Open-access Analysis of the discrepancies identified during medication reconciliation on patient admission in cardiology units: a descriptive study

ABSTRACT

Objectives:  this observational study aimed to describe the discrepancies identified during medication reconciliation on patient admission to cardiology units in a large hospital.

Methods:  the medication history of patients was collected within 48 hours after admission, and intentional and unintentional discrepancies were classified as omission, duplication, dose, frequency, timing, and route of drug administration.

Results:  most of the patients evaluated were women (58.0%) with a mean age of 59 years, and 75.5% of the patients had a Charlson comorbidity index score between 1 and 3. Of the 117 discrepancies found, 50.4% were unintentional. Of these, 61.0% involved omission, 18.6% involved dosage, 18.6% involved timing, and 1.7% involved the route of drug administration.
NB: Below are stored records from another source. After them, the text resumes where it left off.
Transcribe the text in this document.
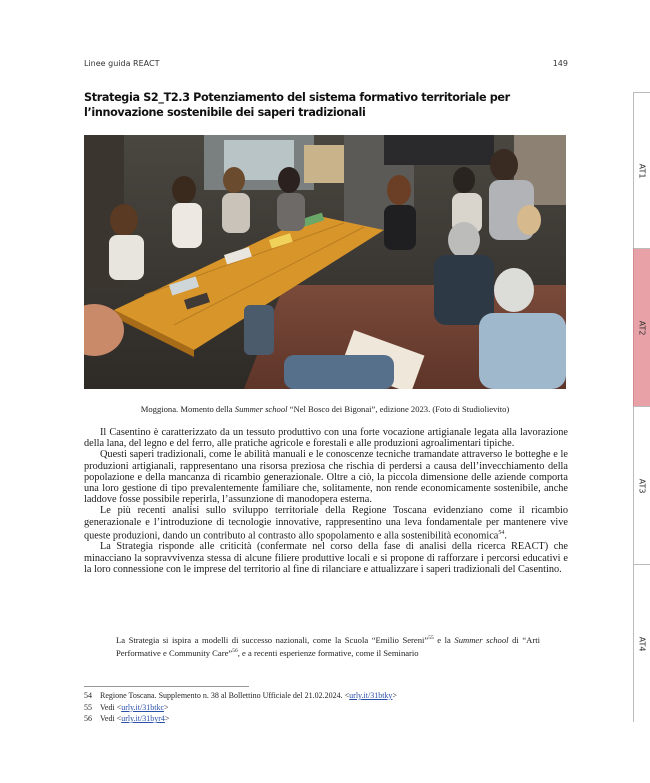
Linee guida REACT	149
Strategia S2_T2.3 Potenziamento del sistema formativo territoriale per l’innovazione sostenibile dei saperi tradizionali
Moggiona. Momento della Summer school “Nel Bosco dei Bigonai”, edizione 2023. (Foto di Studiolievito)

Il Casentino è caratterizzato da un tessuto produttivo con una forte vocazione artigianale legata alla lavorazione della lana, del legno e del ferro, alle pratiche agricole e forestali e alle produzioni agroalimentari tipiche.

Questi saperi tradizionali, come le abilità manuali e le conoscenze tecniche tramandate attraverso le botteghe e le produzioni artigianali, rappresentano una risorsa preziosa che rischia di perdersi a causa dell’invecchiamento della popolazione e della mancanza di ricambio generazionale. Oltre a ciò, la piccola dimensione delle aziende comporta una loro gestione di tipo prevalentemente familiare che, solitamente, non rende economicamente sostenibile, anche laddove fosse possibile reperirla, l’assunzione di manodopera esterna.

Le più recenti analisi sullo sviluppo territoriale della Regione Toscana evidenziano come il ricambio generazionale e l’introduzione di tecnologie innovative, rappresentino una leva fondamentale per mantenere vive queste produzioni, dando un contributo al contrasto allo spopolamento e alla sostenibilità economica$^{54}$.

La Strategia risponde alle criticità (confermate nel corso della fase di analisi della ricerca REACT) che minacciano la sopravvivenza stessa di alcune filiere produttive locali e si propone di rafforzare i percorsi educativi e la loro connessione con le imprese del territorio al fine di rilanciare e attualizzare i saperi tradizionali del Casentino.

La Strategia si ispira a modelli di successo nazionali, come la Scuola “Emilio Sereni”$^{55}$ e la Summer school di “Arti Performative e Community Care”$^{56}$, e a recenti esperienze formative, come il Seminario

54 Regione Toscana. Supplemento n. 38 al Bollettino Ufficiale del 21.02.2024. <urly.it/31btky>
55 Vedi <urly.it/31btkc>
56 Vedi <urly.it/31byr4>
AT1
AT2
AT3
AT4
Conclusion:  this study revealed a high prevalence of discrepancies, most of which were related to omissions, and 50% were unintentional. These results reveal the number of drugs that are not reincorporated into the treatment of patients, which can have important clinical consequences.

Descriptors: Medication Reconciliation; Patient Safety; Medication Errors.

RESUMO

Objetivos:  este estudo observacional teve como objetivo descrever discrepâncias encontradas na realização de conciliação medicamentosa de pacientes admitidos em unidades de cardiologia de um hospital de grande porte.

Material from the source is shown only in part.